Why do people masturbate when they could be doing something constructive, or read fiction when they could be learning something? Being inebriated, to an extent (as in, before you’re gut-wrenchingly, falling-down drunk), is enjoyable. It puts you out of control of and out of touch with your earthly self. First part, if I groom my dumbstick, read a book, shoots some hoops it may not be constructive but as soon as I stop I am back to being a fully functional, unimpaired me. If I were drinking (snorting, injecting, or popping something) I would still be impaired for who knows how long after I stopped. Second, what is the great part of being impaired or out of control? You would not try and drive that way knowingly. I said you can use my car but you can’t steer it or it stops when it feels like it, you would not care to drive it. Why would I think less of my body than a car I might drive?
@dabbler Logic ? Hehehehehehehe… it’s fun and up to a point harmless. Harmless, really? Ummm….these are the things I have heard about or seen personally from people who were inebriated:
• Hitting on another’s spouse, g/f, b/f, etc.
• Punching or attempting to punch someone out because of an argument or disagreement.
• Sexually assaulting or attempting to do so because the booze gave them courage in a bottle to act out what they had in their mind.
• Destruction of other’s property, either by driving over or through it or falling through it themselves.
• Losing property that was not theirs because they can’t remember where they left it for being high or drink at the time.
• Cheating on one’s SO.
I will stop there but as you can see, it might be less harmful to the person staggering around floating on a cloud but to those his cloud is drifting over maybe not so much.
@Seelix Drinking responsibly isn’t hard for most people. Maybe you should hold classes around here then, you could clean up.
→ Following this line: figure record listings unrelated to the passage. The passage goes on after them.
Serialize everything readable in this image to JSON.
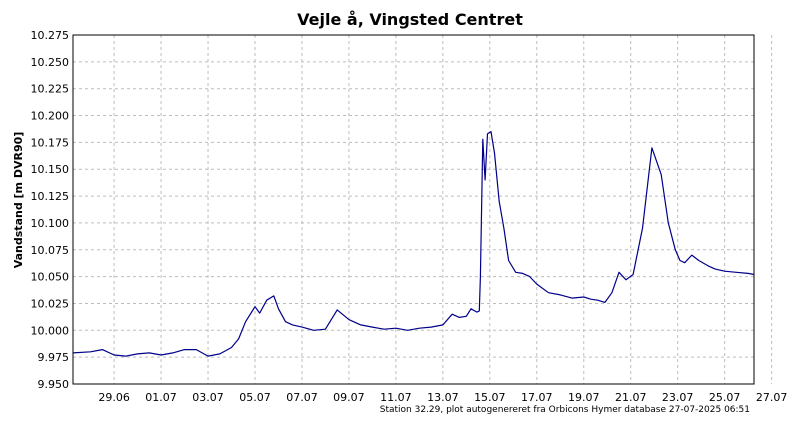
{
  "chart_data": {
    "type": "line",
    "title": "Vejle å, Vingsted Centret",
    "ylabel": "Vandstand [m DVR90]",
    "xlabel": "",
    "ylim": [
      9.95,
      10.275
    ],
    "yticks": [
      9.95,
      9.975,
      10.0,
      10.025,
      10.05,
      10.075,
      10.1,
      10.125,
      10.15,
      10.175,
      10.2,
      10.225,
      10.25,
      10.275
    ],
    "ytick_labels": [
      "9.950",
      "9.975",
      "10.000",
      "10.025",
      "10.050",
      "10.075",
      "10.100",
      "10.125",
      "10.150",
      "10.175",
      "10.200",
      "10.225",
      "10.250",
      "10.275"
    ],
    "xlim": [
      -0.75,
      28.25
    ],
    "x_unit": "day offset from 28.06.2025",
    "xticks": [
      1,
      3,
      5,
      7,
      9,
      11,
      13,
      15,
      17,
      19,
      21,
      23,
      25,
      27,
      29
    ],
    "xtick_labels": [
      "29.06",
      "01.07",
      "03.07",
      "05.07",
      "07.07",
      "09.07",
      "11.07",
      "13.07",
      "15.07",
      "17.07",
      "19.07",
      "21.07",
      "23.07",
      "25.07",
      "27.07"
    ],
    "grid": true,
    "series": [
      {
        "name": "",
        "color": "#00008b",
        "x": [
          -0.75,
          0,
          0.5,
          1,
          1.5,
          2,
          2.5,
          3,
          3.5,
          4,
          4.5,
          5,
          5.5,
          6,
          6.3,
          6.6,
          7,
          7.2,
          7.5,
          7.8,
          8,
          8.3,
          8.6,
          9,
          9.5,
          10,
          10.5,
          11,
          11.5,
          12,
          12.5,
          13,
          13.5,
          14,
          14.5,
          15,
          15.4,
          15.7,
          16,
          16.2,
          16.45,
          16.55,
          16.6,
          16.7,
          16.8,
          16.9,
          17.05,
          17.2,
          17.4,
          17.6,
          17.8,
          18.1,
          18.4,
          18.7,
          19,
          19.5,
          20,
          20.5,
          21,
          21.3,
          21.6,
          21.9,
          22.2,
          22.5,
          22.8,
          23.1,
          23.5,
          23.9,
          24.3,
          24.6,
          24.9,
          25.1,
          25.3,
          25.6,
          25.9,
          26.3,
          26.6,
          27,
          27.5,
          28,
          28.25
        ],
        "y": [
          9.979,
          9.98,
          9.982,
          9.977,
          9.976,
          9.978,
          9.979,
          9.977,
          9.979,
          9.982,
          9.982,
          9.976,
          9.978,
          9.984,
          9.992,
          10.008,
          10.022,
          10.016,
          10.028,
          10.032,
          10.02,
          10.008,
          10.005,
          10.003,
          10.0,
          10.001,
          10.019,
          10.01,
          10.005,
          10.003,
          10.001,
          10.002,
          10.0,
          10.002,
          10.003,
          10.005,
          10.015,
          10.012,
          10.013,
          10.02,
          10.017,
          10.018,
          10.05,
          10.178,
          10.14,
          10.183,
          10.185,
          10.165,
          10.12,
          10.095,
          10.065,
          10.054,
          10.053,
          10.05,
          10.043,
          10.035,
          10.033,
          10.03,
          10.031,
          10.029,
          10.028,
          10.026,
          10.035,
          10.054,
          10.047,
          10.052,
          10.095,
          10.17,
          10.145,
          10.1,
          10.075,
          10.065,
          10.063,
          10.07,
          10.065,
          10.06,
          10.057,
          10.055,
          10.054,
          10.053,
          10.052
        ]
      }
    ]
  },
  "footer": "Station 32.29, plot autogenereret fra Orbicons Hymer database 27-07-2025 06:51"
}
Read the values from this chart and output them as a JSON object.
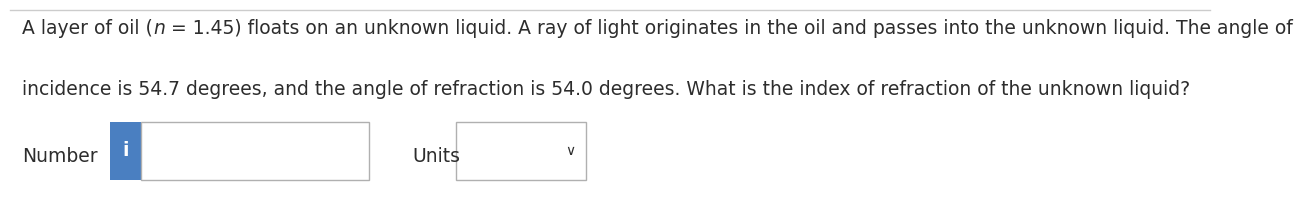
{
  "background_color": "#ffffff",
  "text_line1_parts": [
    [
      "A layer of oil (",
      false
    ],
    [
      "n",
      true
    ],
    [
      " = 1.45) floats on an unknown liquid. A ray of light originates in the oil and passes into the unknown liquid. The angle of",
      false
    ]
  ],
  "text_line2": "incidence is 54.7 degrees, and the angle of refraction is 54.0 degrees. What is the index of refraction of the unknown liquid?",
  "label_number": "Number",
  "label_units": "Units",
  "text_color": "#2d2d2d",
  "font_size": 13.5,
  "info_button_color": "#4a7fc1",
  "info_button_text": "i",
  "input_box_color": "#ffffff",
  "input_box_border": "#b0b0b0",
  "dropdown_border": "#b0b0b0",
  "top_border_color": "#cccccc",
  "chevron": "∨"
}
@KatetheGreat It certainly is an addiction, but I like to use it as an escape from reality. ????? (:-Q
@deni I like being drunk (a good level of drunk, not blackout drunk) because I generally float around the bar having fun, random conversations with people I’ll never see again, dancing from place to place instead of walking, and cartwheeling home. How is that not fun. Because if I used experiences I had when I was younger and tried to embrace that life with friends they would not have thought it so well. They may not have been falling over drunk but they were too drunk to see that someone was sizing them up to get them into the parking lot to roll their dumb butts for all of their money, watch, and fancy pool cues. Not to mention a good friend of mine who was going to go get high at some acquaintance she hardly knew and he lace it with something or doubled her dosage to the point she was so inebriated she could not resist as he rode her hard and put her away wet. She was not doing too much floating after that. If I am around strangers, I do not know I want to be even more on the alert less I become an easy mark.